A indústria do mesmo

BERNARDO CARVALHO
COLUNISTA DA FOLHA

"The Corrections" (As Correções), novo romance do americano Jonathan Franzen, 42, é um sucesso. Foi assunto de destaque de várias publicações de prestígio, incluindo a revista "Time" e nada menos que três artigos no "The New York Times".
O livro logo despontou nas listas de best-sellers, onde se manteve heroicamente, mesmo depois dos atentados do World Trade Center, como representante da ficção literária de qualidade, entre títulos sobre armas biológicas, terrorismo e o Islã.
"The Corrections" foi anunciado pelos editores como um feito literário de proporções extraordinárias (e as 568 páginas estão aí para provar àqueles que desconfiam dos argumentos subjetivos), de modo que antes mesmo de ser publicado já tinha sido vendido para Hollywood, assim como os direitos de tradução para diversos países (no Brasil, deverá sair pela Companhia das Letras), revertendo ao autor, que havia passado dificuldades para escrevê-lo, mais de um milhão de dólares na conta.
O livro foi lançado com tanta fanfarra que entrou até para o panteão das indicações da apresentadora mais popular da TV americana, Oprah Winfrey.
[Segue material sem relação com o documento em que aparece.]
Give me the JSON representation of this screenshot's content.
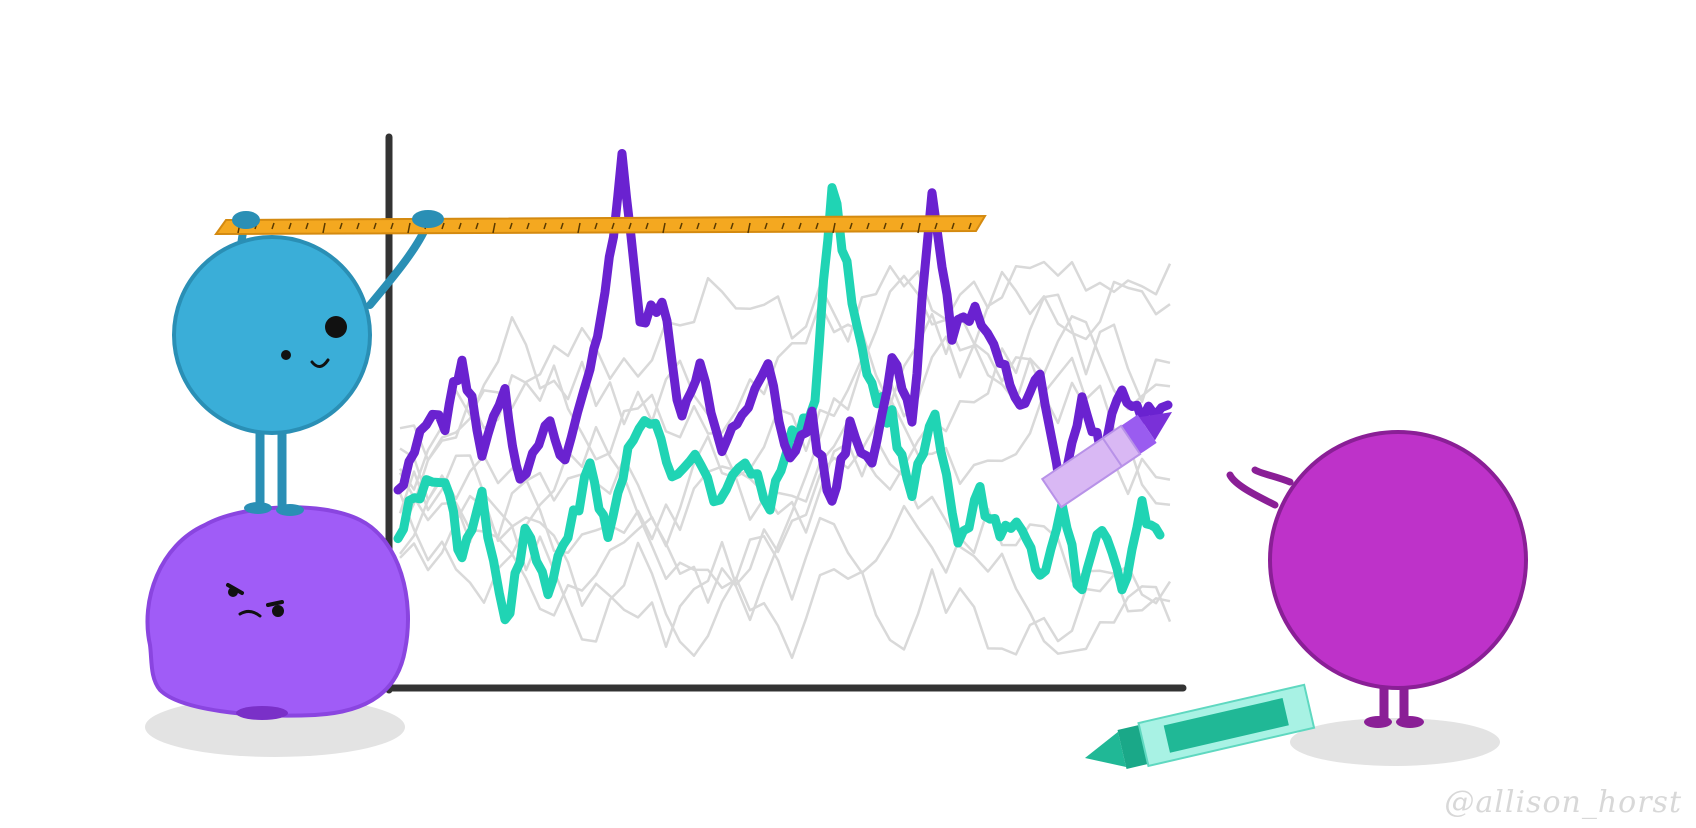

Algo que os editores teriam sem dúvida preferido evitar.
Os dois romances anteriores de Franzen, embora tenham lhe garantido um lugar entre os escritores da nova geração mais elogiados pela crítica, não o tornaram conhecido do grande público. Incomodado, o autor publicou, em 1996, um manifesto-desabafo em que se propunha a escrever um romance que tornasse a alta cultura literária (William Gaddis, Thomas Pynchon, Don DeLillo etc.) acessível à massa de leitores atraídos pelo entretenimento. É esse, sem dúvida, um dos sentidos mais perturbadores do título do livro.
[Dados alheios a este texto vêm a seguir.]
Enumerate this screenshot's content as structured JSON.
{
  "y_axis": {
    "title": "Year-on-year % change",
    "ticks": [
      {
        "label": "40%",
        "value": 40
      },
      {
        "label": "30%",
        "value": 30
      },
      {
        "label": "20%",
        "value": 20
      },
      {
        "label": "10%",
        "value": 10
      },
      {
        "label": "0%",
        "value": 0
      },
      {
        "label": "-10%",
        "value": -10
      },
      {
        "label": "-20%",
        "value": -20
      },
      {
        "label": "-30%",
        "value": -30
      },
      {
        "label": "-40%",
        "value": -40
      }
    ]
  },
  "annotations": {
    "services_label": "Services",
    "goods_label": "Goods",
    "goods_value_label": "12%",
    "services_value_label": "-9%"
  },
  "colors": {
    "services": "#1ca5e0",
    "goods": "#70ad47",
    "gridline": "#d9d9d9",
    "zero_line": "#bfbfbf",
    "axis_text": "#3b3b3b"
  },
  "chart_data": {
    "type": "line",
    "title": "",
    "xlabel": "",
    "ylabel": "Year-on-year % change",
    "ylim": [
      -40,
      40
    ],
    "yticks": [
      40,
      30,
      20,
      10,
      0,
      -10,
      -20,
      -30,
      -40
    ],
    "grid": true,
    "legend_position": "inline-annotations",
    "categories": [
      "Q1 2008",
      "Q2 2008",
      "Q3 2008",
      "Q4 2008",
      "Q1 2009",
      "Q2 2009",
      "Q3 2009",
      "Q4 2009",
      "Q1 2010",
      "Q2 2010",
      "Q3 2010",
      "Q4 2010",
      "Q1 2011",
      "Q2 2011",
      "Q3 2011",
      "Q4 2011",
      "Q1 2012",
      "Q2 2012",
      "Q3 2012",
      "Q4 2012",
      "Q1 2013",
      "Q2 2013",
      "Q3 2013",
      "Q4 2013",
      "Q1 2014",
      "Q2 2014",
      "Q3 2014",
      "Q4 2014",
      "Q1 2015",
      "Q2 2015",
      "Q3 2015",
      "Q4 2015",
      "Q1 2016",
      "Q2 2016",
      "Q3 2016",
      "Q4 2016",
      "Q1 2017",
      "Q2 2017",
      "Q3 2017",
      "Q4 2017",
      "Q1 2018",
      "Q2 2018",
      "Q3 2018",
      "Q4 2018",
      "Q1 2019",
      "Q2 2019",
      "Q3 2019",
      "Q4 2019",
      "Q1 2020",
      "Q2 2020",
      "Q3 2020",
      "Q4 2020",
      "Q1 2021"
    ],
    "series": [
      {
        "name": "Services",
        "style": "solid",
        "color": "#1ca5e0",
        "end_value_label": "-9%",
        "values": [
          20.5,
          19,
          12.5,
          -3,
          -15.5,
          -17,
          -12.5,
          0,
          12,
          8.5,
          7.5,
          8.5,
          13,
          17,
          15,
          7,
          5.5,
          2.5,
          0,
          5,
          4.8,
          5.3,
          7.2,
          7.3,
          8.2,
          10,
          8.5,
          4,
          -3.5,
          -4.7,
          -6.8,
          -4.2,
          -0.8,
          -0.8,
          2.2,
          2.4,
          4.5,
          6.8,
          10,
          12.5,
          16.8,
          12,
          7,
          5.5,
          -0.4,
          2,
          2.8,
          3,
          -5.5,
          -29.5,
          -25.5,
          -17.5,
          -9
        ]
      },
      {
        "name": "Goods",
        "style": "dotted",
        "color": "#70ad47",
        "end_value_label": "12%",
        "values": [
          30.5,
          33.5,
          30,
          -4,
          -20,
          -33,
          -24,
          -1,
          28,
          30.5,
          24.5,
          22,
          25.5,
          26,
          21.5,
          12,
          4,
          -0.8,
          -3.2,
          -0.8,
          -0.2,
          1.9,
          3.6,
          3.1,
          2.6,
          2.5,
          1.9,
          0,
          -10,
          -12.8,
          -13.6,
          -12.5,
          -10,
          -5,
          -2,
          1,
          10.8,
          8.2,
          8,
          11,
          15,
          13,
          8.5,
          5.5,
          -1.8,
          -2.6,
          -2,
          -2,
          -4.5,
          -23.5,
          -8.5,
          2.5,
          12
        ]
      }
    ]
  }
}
O mercado só tinha a aplaudir a iniciativa. Tanto que as penúrias que o autor diz ter passado, dedicando-se única e exclusivamente à realização do seu projeto literário, terminaram servindo para mistificá-lo.
Num perfil publicado no "The New York Times", por exemplo, Franzen diz ter escrito "The Corrections" trancado num pequeno apartamento à prova de som, com as cortinas fechadas, os ouvidos tapados e os olhos vendados: "Você tem que libertar a cabeça de todos os clichês." Era o que faltava. O marketing ainda não tinha explorado o mito do "escritor sério".
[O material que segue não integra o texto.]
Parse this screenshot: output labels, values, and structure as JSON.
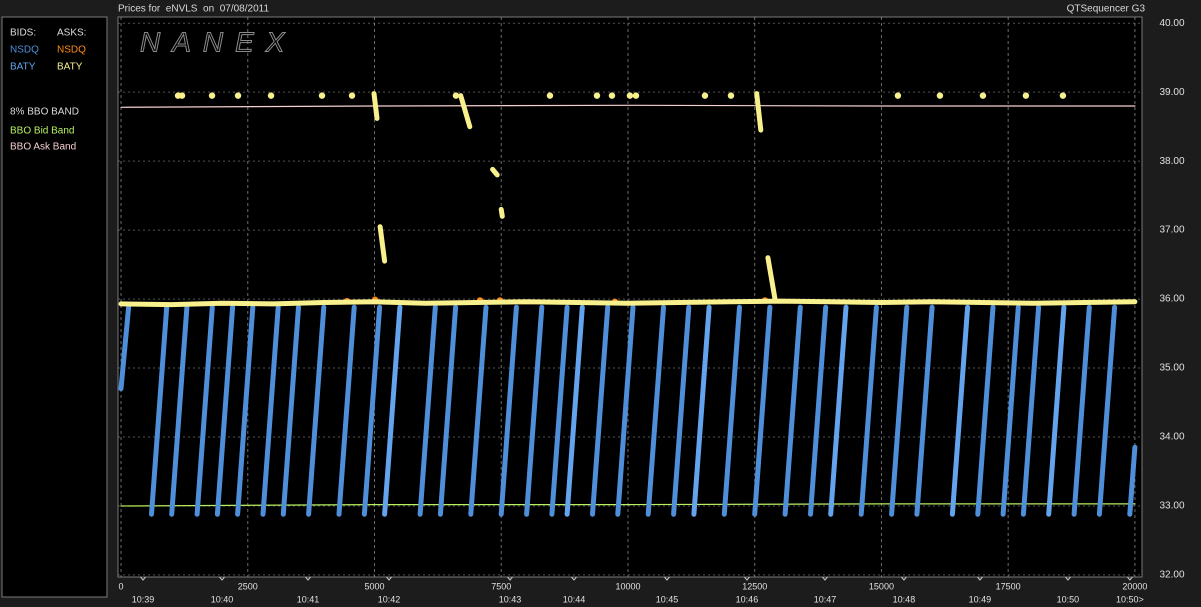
{
  "chart_data": {
    "type": "line",
    "title": "Prices for  eNVLS  on  07/08/2011",
    "app_label": "QTSequencer G3",
    "watermark": "NANEX",
    "legend_headers": {
      "bids": "BIDS:",
      "asks": "ASKS:",
      "band": "8% BBO BAND"
    },
    "xlim": [
      -60,
      20140
    ],
    "ylim": [
      31.97,
      40.09
    ],
    "xticks": [
      0,
      2500,
      5000,
      7500,
      10000,
      12500,
      15000,
      17500,
      20000
    ],
    "yticks": [
      {
        "value": 32,
        "label": "32.00"
      },
      {
        "value": 33,
        "label": "33.00"
      },
      {
        "value": 34,
        "label": "34.00"
      },
      {
        "value": 35,
        "label": "35.00"
      },
      {
        "value": 36,
        "label": "36.00"
      },
      {
        "value": 37,
        "label": "37.00"
      },
      {
        "value": 38,
        "label": "38.00"
      },
      {
        "value": 39,
        "label": "39.00"
      },
      {
        "value": 40,
        "label": "40.00"
      }
    ],
    "time_ticks": [
      {
        "value": 434,
        "label": "10:39"
      },
      {
        "value": 1992,
        "label": "10:40"
      },
      {
        "value": 3688,
        "label": "10:41"
      },
      {
        "value": 5286,
        "label": "10:42"
      },
      {
        "value": 7673,
        "label": "10:43"
      },
      {
        "value": 8935,
        "label": "10:44"
      },
      {
        "value": 10769,
        "label": "10:45"
      },
      {
        "value": 12347,
        "label": "10:46"
      },
      {
        "value": 13886,
        "label": "10:47"
      },
      {
        "value": 15444,
        "label": "10:48"
      },
      {
        "value": 16943,
        "label": "10:49"
      },
      {
        "value": 18679,
        "label": "10:50"
      },
      {
        "value": 19901,
        "label": "10:50>"
      }
    ],
    "grid": true,
    "series": [
      {
        "name": "NSDQ",
        "side": "bids",
        "color": "#4f8fda",
        "x": [
          0,
          150,
          150,
          600,
          900,
          900,
          1000,
          1300,
          1300,
          1500,
          1800,
          1800,
          1900,
          2200,
          2200,
          2300,
          2600,
          2600,
          2800,
          3100,
          3100,
          3200,
          3500,
          3500,
          3700,
          4000,
          4000,
          4300,
          4600,
          4600,
          4800,
          5100,
          5100,
          5900,
          6200,
          6200,
          6300,
          6600,
          6600,
          6900,
          7200,
          7200,
          7500,
          7800,
          7800,
          8000,
          8300,
          8300,
          8500,
          8800,
          8800,
          9300,
          9600,
          9600,
          9800,
          10100,
          10100,
          10400,
          10700,
          10700,
          10900,
          11200,
          11200,
          11900,
          12200,
          12200,
          12500,
          12800,
          12800,
          13100,
          13400,
          13400,
          13600,
          13900,
          13900,
          14600,
          14900,
          14900,
          15200,
          15500,
          15500,
          15700,
          16000,
          16000,
          16900,
          17200,
          17200,
          17400,
          17700,
          17700,
          17800,
          18100,
          18100,
          18800,
          19100,
          19100,
          19300,
          19600,
          19600,
          19900,
          20000
        ],
        "values": [
          34.7,
          35.88,
          null,
          32.88,
          35.88,
          null,
          32.88,
          35.88,
          null,
          32.88,
          35.88,
          null,
          32.88,
          35.88,
          null,
          32.88,
          35.88,
          null,
          32.88,
          35.88,
          null,
          32.88,
          35.88,
          null,
          32.88,
          35.88,
          null,
          32.88,
          35.88,
          null,
          32.88,
          35.88,
          null,
          32.88,
          35.88,
          null,
          32.88,
          35.88,
          null,
          32.88,
          35.88,
          null,
          32.88,
          35.88,
          null,
          32.88,
          35.88,
          null,
          32.88,
          35.88,
          null,
          32.88,
          35.88,
          null,
          32.88,
          35.88,
          null,
          32.88,
          35.88,
          null,
          32.88,
          35.88,
          null,
          32.88,
          35.88,
          null,
          32.88,
          35.88,
          null,
          32.88,
          35.88,
          null,
          32.88,
          35.88,
          null,
          32.88,
          35.88,
          null,
          32.88,
          35.88,
          null,
          32.88,
          35.88,
          null,
          32.88,
          35.88,
          null,
          32.88,
          35.88,
          null,
          32.88,
          35.88,
          null,
          32.88,
          35.88,
          null,
          32.88,
          35.88,
          null,
          32.88,
          33.85
        ]
      },
      {
        "name": "BATY",
        "side": "bids",
        "color": "#64a4ee",
        "x": [
          5200,
          5500,
          5500,
          8800,
          9100,
          9100,
          11300,
          11600,
          11600,
          14000,
          14300,
          14300,
          16400,
          16700,
          16700,
          18300,
          18600
        ],
        "values": [
          32.88,
          35.88,
          null,
          32.88,
          35.88,
          null,
          32.88,
          35.88,
          null,
          32.88,
          35.88,
          null,
          32.88,
          35.88,
          null,
          32.88,
          35.88
        ]
      },
      {
        "name": "NSDQ",
        "side": "asks",
        "color": "#ff8c1a",
        "x": [
          4458,
          4458,
          5010,
          5010,
          7081,
          7081,
          7475,
          7475,
          9743,
          9743,
          12702
        ],
        "values": [
          35.97,
          null,
          35.99,
          null,
          35.98,
          null,
          35.98,
          null,
          35.96,
          null,
          35.98
        ]
      },
      {
        "name": "BATY",
        "side": "asks",
        "color": "#f7f08c",
        "x": [
          0,
          1000,
          2000,
          3000,
          4000,
          5000,
          6000,
          7000,
          8000,
          9000,
          10000,
          11000,
          12000,
          13000,
          14000,
          15000,
          16000,
          17000,
          18000,
          19000,
          20000,
          20000,
          1124,
          1124,
          1203,
          1203,
          1795,
          1795,
          2308,
          2308,
          2959,
          2959,
          3964,
          3964,
          4556,
          4556,
          6607,
          6607,
          8461,
          8461,
          9388,
          9388,
          9684,
          9684,
          10039,
          10039,
          10158,
          10158,
          11519,
          11519,
          12032,
          12032,
          15325,
          15325,
          16154,
          16154,
          17002,
          17002,
          17850,
          17850,
          18580,
          18580,
          4990,
          5050,
          5050,
          6700,
          6880,
          6880,
          12540,
          12620,
          12620,
          7330,
          7420,
          7420,
          7500,
          7520,
          7520,
          5110,
          5200,
          5200,
          12760,
          12900
        ],
        "values": [
          35.93,
          35.92,
          35.94,
          35.93,
          35.95,
          35.96,
          35.94,
          35.95,
          35.96,
          35.95,
          35.94,
          35.95,
          35.96,
          35.97,
          35.96,
          35.95,
          35.96,
          35.95,
          35.94,
          35.95,
          35.96,
          null,
          38.95,
          null,
          38.95,
          null,
          38.95,
          null,
          38.95,
          null,
          38.95,
          null,
          38.95,
          null,
          38.95,
          null,
          38.95,
          null,
          38.95,
          null,
          38.95,
          null,
          38.95,
          null,
          38.95,
          null,
          38.95,
          null,
          38.95,
          null,
          38.95,
          null,
          38.95,
          null,
          38.95,
          null,
          38.95,
          null,
          38.95,
          null,
          38.95,
          null,
          38.98,
          38.62,
          null,
          38.95,
          38.5,
          null,
          38.98,
          38.45,
          null,
          37.88,
          37.8,
          null,
          37.3,
          37.2,
          null,
          37.05,
          36.55,
          null,
          36.6,
          36.0
        ]
      },
      {
        "name": "BBO Bid Band",
        "side": "band",
        "color": "#b8f060",
        "x": [
          0,
          5000,
          10000,
          15000,
          20000
        ],
        "values": [
          33.0,
          33.02,
          33.02,
          33.03,
          33.03
        ]
      },
      {
        "name": "BBO Ask Band",
        "side": "band",
        "color": "#f5d0d0",
        "x": [
          0,
          5000,
          10000,
          15000,
          20000
        ],
        "values": [
          38.78,
          38.8,
          38.81,
          38.8,
          38.8
        ]
      }
    ]
  }
}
É injusto, porém, julgar um livro pelo que não é o livro. "The Corrections" não é um livro ruim, sobretudo nos trechos cômicos. Mas muito do que ali está escrito (cerca de 200 páginas poderiam ter sido cortadas, se não fosse pela presunção materialista de que um grande livro precisa ser fisicamente grande) tinha como motivo principal adaptar-se ao mercado.
"The Corrections" conta a história de uma família do Meio-Oeste. O pai sofre do mal de Parkinson. A mãe, tendo de cuidar sozinha do marido, sonha em reunir a família para um último Natal. Os dois formam o tradicional casal dos subúrbios americanos, confrontado na velhice com uma sociedade movida pela especulação financeira e as drogas da felicidade.
O filho mais velho é um banqueiro deprimido que vive com a mulher e os filhos pequenos em Filadélfia. O do meio é um professor desempregado e roteirista frustrado, em Nova York, que termina envolvido com um político corrupto na Lituânia. E a caçula é "chef" de um restaurante da moda, em Filadélfia, demitida depois de ter um caso com a mulher do patrão.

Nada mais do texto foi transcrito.